Aes Sedai fut également prononcé avec vénération.

— D’ailleurs, vous n’êtes pas là pour poser des questions. Mais nous en avons d’autres à soulever, pour savoir jusqu’à quel stade vous êtes arrivées ; après quoi, nous vous emmènerons à la campagne et nous vous confierons aux bons soins d’une amie. Elle vous gardera jusqu’à ce que nous décidions de la suite. Jusqu’à ce que nous soyons sûres que les sœurs ne vous recherchent pas. Vous avez une nouvelle vie devant vous, une nouvelle chance, si seulement vous savez en profiter. Ce qui vous a freinées à la Tour ne s’applique pas ici, que ce soit le manque de dextérité ou la peur d’autre chose. Personne ne vous poussera à apprendre ou à faire des choses qui dépassent vos capacités. Ce que vous êtes est suffisant.

— Assez, dit Elayne d’un ton glacial. Bien assez, Nynaeve. À moins que vous n’ayez l’intention de vous éterniser à la campagne ? Elles n’ont pas la coupe, Nynaeve.

Sortant l’anneau du Grand Serpent de son aumônière, elle le passa à son doigt. À sa façon de regarder les trois femmes, personne n’aurait pu la croire entourée d’un écran. Elle était une reine qui a perdu patience. Elle était Aes Sedai jusqu’au bout des ongles.

— Je suis Elayne Trakand, Haut Siège de la Maison Trakand. Je suis Fille-Héritière d’Andor et Aes Sedai de l’Ajah Verte, et y exige d’être libérée immédiatement.

Nynaeve grogna.

Garenia grimaça, écœurée, et les yeux de Berowin se dilatèrent d’horreur. Reanne Corly eut l’air peiné, mais quand elle parla, ce fut d’un ton implacable.

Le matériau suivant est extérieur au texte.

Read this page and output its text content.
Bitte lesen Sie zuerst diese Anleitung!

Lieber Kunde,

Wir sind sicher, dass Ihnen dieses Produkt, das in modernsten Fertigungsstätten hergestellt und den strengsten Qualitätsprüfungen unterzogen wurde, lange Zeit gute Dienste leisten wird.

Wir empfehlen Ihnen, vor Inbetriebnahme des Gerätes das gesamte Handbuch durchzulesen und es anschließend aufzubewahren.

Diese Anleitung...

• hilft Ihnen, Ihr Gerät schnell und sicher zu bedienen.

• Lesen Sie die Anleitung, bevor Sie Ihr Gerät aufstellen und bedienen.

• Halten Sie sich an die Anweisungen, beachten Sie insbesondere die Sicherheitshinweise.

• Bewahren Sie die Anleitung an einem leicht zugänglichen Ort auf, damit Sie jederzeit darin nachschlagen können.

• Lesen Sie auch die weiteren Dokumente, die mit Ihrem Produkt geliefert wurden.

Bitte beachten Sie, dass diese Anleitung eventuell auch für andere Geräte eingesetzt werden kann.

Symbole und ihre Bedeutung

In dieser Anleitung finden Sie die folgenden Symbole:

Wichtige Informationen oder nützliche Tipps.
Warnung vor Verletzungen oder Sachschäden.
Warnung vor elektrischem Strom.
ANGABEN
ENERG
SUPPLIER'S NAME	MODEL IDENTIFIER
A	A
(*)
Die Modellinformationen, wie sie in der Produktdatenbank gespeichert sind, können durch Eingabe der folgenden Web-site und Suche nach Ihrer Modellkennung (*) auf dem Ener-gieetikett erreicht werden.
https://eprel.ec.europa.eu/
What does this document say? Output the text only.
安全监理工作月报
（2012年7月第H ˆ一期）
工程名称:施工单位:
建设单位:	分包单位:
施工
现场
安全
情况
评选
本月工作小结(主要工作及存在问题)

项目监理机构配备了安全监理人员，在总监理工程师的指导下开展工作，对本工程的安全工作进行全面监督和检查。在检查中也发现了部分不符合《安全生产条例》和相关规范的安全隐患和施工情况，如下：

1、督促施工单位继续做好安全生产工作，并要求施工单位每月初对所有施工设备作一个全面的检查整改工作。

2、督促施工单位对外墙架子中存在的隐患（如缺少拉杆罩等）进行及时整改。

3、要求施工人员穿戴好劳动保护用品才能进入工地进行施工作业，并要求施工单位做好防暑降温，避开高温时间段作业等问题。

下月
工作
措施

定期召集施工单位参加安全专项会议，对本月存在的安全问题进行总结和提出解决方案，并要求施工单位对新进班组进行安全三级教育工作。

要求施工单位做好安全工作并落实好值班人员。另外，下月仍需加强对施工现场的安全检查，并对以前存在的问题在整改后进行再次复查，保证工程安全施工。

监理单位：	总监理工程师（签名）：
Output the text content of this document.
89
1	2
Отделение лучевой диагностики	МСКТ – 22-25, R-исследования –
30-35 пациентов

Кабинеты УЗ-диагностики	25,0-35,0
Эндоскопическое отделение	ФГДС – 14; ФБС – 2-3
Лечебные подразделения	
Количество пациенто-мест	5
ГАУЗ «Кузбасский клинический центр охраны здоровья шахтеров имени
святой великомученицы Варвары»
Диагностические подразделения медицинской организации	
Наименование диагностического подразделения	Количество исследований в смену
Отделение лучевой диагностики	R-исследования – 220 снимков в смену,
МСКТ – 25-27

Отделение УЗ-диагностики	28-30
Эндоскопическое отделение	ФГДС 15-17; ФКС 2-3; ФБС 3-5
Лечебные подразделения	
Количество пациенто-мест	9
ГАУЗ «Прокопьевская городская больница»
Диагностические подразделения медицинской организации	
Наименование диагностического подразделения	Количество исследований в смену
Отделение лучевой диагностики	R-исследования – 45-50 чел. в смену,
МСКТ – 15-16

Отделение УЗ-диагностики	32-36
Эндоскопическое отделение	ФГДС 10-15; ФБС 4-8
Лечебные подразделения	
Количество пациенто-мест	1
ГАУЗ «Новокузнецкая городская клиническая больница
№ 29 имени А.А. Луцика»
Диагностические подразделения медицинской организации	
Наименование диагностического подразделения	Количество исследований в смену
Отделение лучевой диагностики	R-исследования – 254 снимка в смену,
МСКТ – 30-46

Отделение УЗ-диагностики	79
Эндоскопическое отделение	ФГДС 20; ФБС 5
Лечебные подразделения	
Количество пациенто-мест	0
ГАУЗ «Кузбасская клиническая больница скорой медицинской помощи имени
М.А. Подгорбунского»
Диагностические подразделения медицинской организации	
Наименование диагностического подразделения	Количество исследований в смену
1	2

— J’espérais que Setalle vous avait fait changer d’avis au sujet de ce mensonge spécifique. Je sais comme c’est difficile, quand on s’est fièrement mise en route pour la Tour, de rentrer à la maison pour reconnaître son échec. Mais on ne parle jamais comme vous, même par plaisanterie.

— Ce n’était pas une plaisanterie, dit Elayne d’un ton léger.

Léger, comme la neige est légère.

Garenia se pencha vers elle en fronçant les sourcils, formant un flot d’Air, mais Maîtresse Corly l’arrêta de la main.

— Et vous, Nynaeve ? Persistez-vous dans ce… dans cette folie ?

Nynaeve prit une profonde inspiration. Ces femmes devaient savoir où se trouvait la Coupe ; c’était obligatoire !

— Nynaeve ! ordonna Elayne d’un ton hargneux.

Elle ne lui permettrait jamais d’oublier cette aventure, même si elles parvenaient à s’échapper. Elle avait une façon de ressasser le moindre faux pas qui vous coupait l’herbe sous le pied.

— Je suis Aes Sedai de l’Ajah Jaune, récita Nynaeve avec lassitude. La Véritable Siège de l’Amyrlin, Egwene al’Vere, nous a élevées au châle à Salidar. Elle n’est pas plus âgée qu’Elayne ; vous le savez sans doute.

Pas le moindre changement sur les trois visages de pierre.

— Elle nous a envoyées à Ebou Dar pour retrouver la Coupe des Vents, avec laquelle nous pourrons rétablir le climat.

Toujours pas de réaction. Elle s’efforça de réprimer sa colère, elle s’y essaya vraiment, mais elle persista malgré elle.

— Vous devez le désirer comme tout le monde ! Regardez autour de vous ! Le Ténébreux étrangle le monde ! Si vous avez la moindre idée de l’endroit où se trouve la Coupe, parlez !

Maîtresse Corly fit signe à Derys, qui vint enlever les tasses, ses yeux dilatés regardant craintivement Elayne et Nynaeve. Quand elle sortit de la pièce, ou plutôt détala, les trois femmes se levèrent solennellement, comme trois juges sévères qui vont prononcer une sentence.